Diagnosis of a Hernia
Most hernias are diagnosed with a simple physical evaluation and are often found during routine physicals. Most hernias present with a bulge somewhere in the abdomen, depending on the type of hernia.
On occasion, if a hernia is suspected but cannot be found with a physical examination, imaging technology such as ultrasound, MRI or CT scan can be used to help with the diagnosis.
Treatment for a Hernia
Unfortunately, hernias do not go away on their own and require a surgical procedure to correct them. Many patients will never know they have a hernia, or their hernia is asymptomatic, so will never have it repaired. For those who have a higher risk of strangulation and/or significant symptoms, surgery is usually advised.

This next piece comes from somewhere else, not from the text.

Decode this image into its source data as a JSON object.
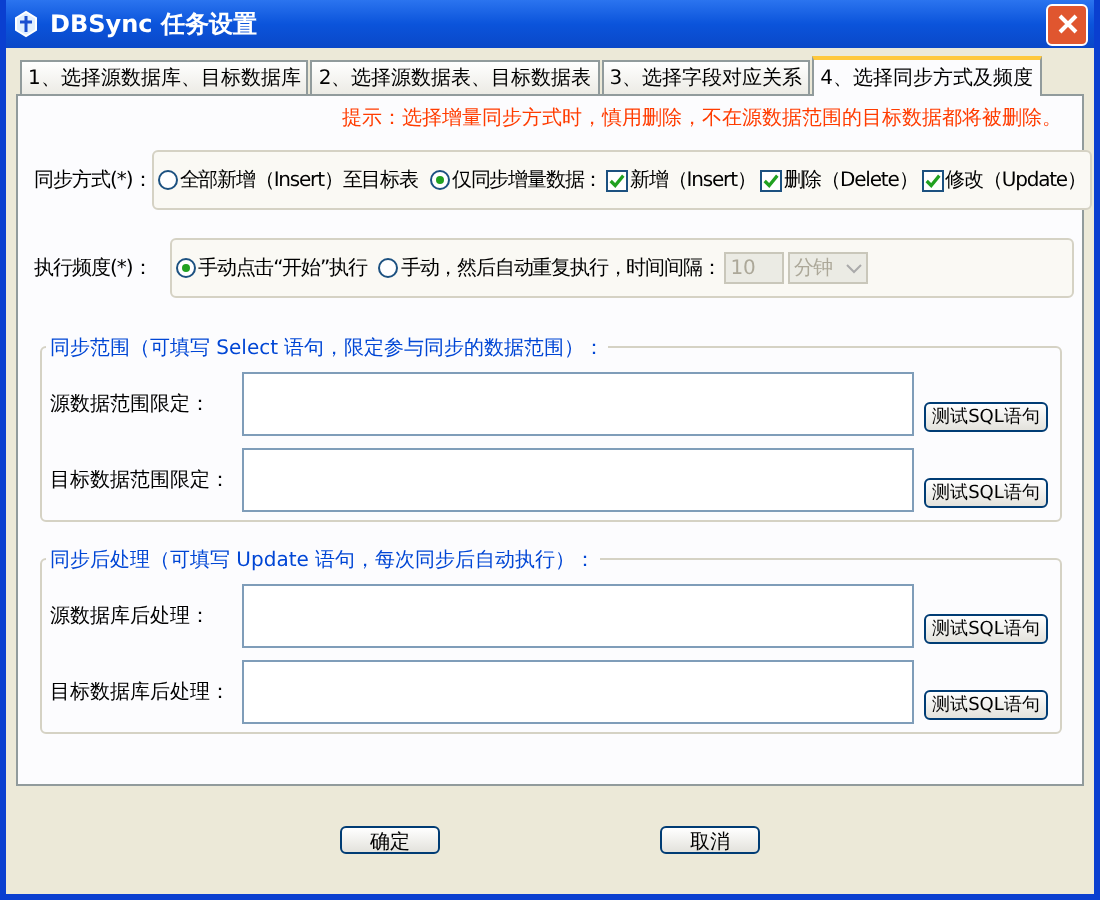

Surgery to repair a hernia is relatively straightforward. Today, hernia repairs are usually performed using a thin, synthetic surgical mesh placed over the hole to create a tension free repair. The technique to lay the mesh varies based on a surgeon’s preferred method.

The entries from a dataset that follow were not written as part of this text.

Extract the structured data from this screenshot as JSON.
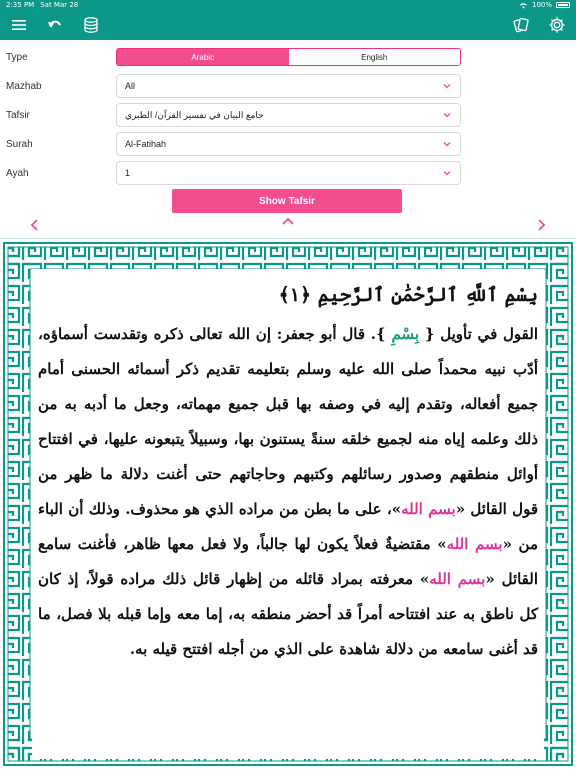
{
  "status_bar": {
    "time": "2:35 PM",
    "date": "Sat Mar 28",
    "battery": "100%",
    "battery_level": 1.0
  },
  "colors": {
    "toolbar": "#0c9888",
    "accent_pink": "#f14d8f",
    "border_teal": "#0c9888",
    "green_text": "#1aa068",
    "pink_text": "#e0339a"
  },
  "toolbar": {
    "left_icons": [
      "menu-icon",
      "undo-icon",
      "database-icon"
    ],
    "right_icons": [
      "cards-icon",
      "gear-icon"
    ]
  },
  "form": {
    "type": {
      "label": "Type",
      "options": [
        "Arabic",
        "English"
      ],
      "selected": "Arabic"
    },
    "mazhab": {
      "label": "Mazhab",
      "value": "All"
    },
    "tafsir": {
      "label": "Tafsir",
      "value": "جامع البيان في تفسير القرآن/ الطبري"
    },
    "surah": {
      "label": "Surah",
      "value": "Al-Fatihah"
    },
    "ayah": {
      "label": "Ayah",
      "value": "1"
    },
    "show_button": "Show Tafsir"
  },
  "content": {
    "ayah_text": "بِسْمِ ٱللَّهِ ٱلرَّحْمَٰنِ ٱلرَّحِيمِ ﴿١﴾",
    "t1": "القول في تأويل {",
    "t1_green": "بِسْمِ",
    "t2": "}. قال أبو جعفر: إن الله تعالى ذكره وتقدست أسماؤه، أدّب نبيه محمداً صلى الله عليه وسلم بتعليمه تقديم ذكر أسمائه الحسنى أمام جميع أفعاله، وتقدم إليه في وصفه بها قبل جميع مهماته، وجعل ما أدبه به من ذلك وعلمه إياه منه لجميع خلقه سنةً يستنون بها، وسبيلاً يتبعونه عليها، في افتتاح أوائل منطقهم وصدور رسائلهم وكتبهم وحاجاتهم حتى أغنت دلالة ما ظهر من قول القائل «",
    "p1": "بسم الله",
    "t3": "»، على ما بطن من مراده الذي هو محذوف. وذلك أن الباء من «",
    "p2": "بسم الله",
    "t4": "» مقتضيةٌ فعلاً يكون لها جالباً، ولا فعل معها ظاهر، فأغنت سامع القائل «",
    "p3": "بسم الله",
    "t5": "» معرفته بمراد قائله من إظهار قائل ذلك مراده قولاً، إذ كان كل ناطق به عند افتتاحه أمراً قد أحضر منطقه به، إما معه وإما قبله بلا فصل، ما قد أغنى سامعه من دلالة شاهدة على الذي من أجله افتتح قيله به."
  }
}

We perform most of our surgical repairs using laparoscopy or robotic techniques due to the shorter recovery time and lower incidence of chronic pain. The mesh is placed over the defect from within the abdomen. Most patients are in and out of the surgery center on the same day, back to work within a few days and back to normal activity within 2-3 weeks, depending on type of activity and work.
Open surgery involves an incision on the outer wall of the abdomen using a scalpel. Various techniques allow the mesh to be affixed from the outside or the inside of the defect, again depending on the surgeon’s preference. Open surgery can use mesh or suturing alone to repair the defect.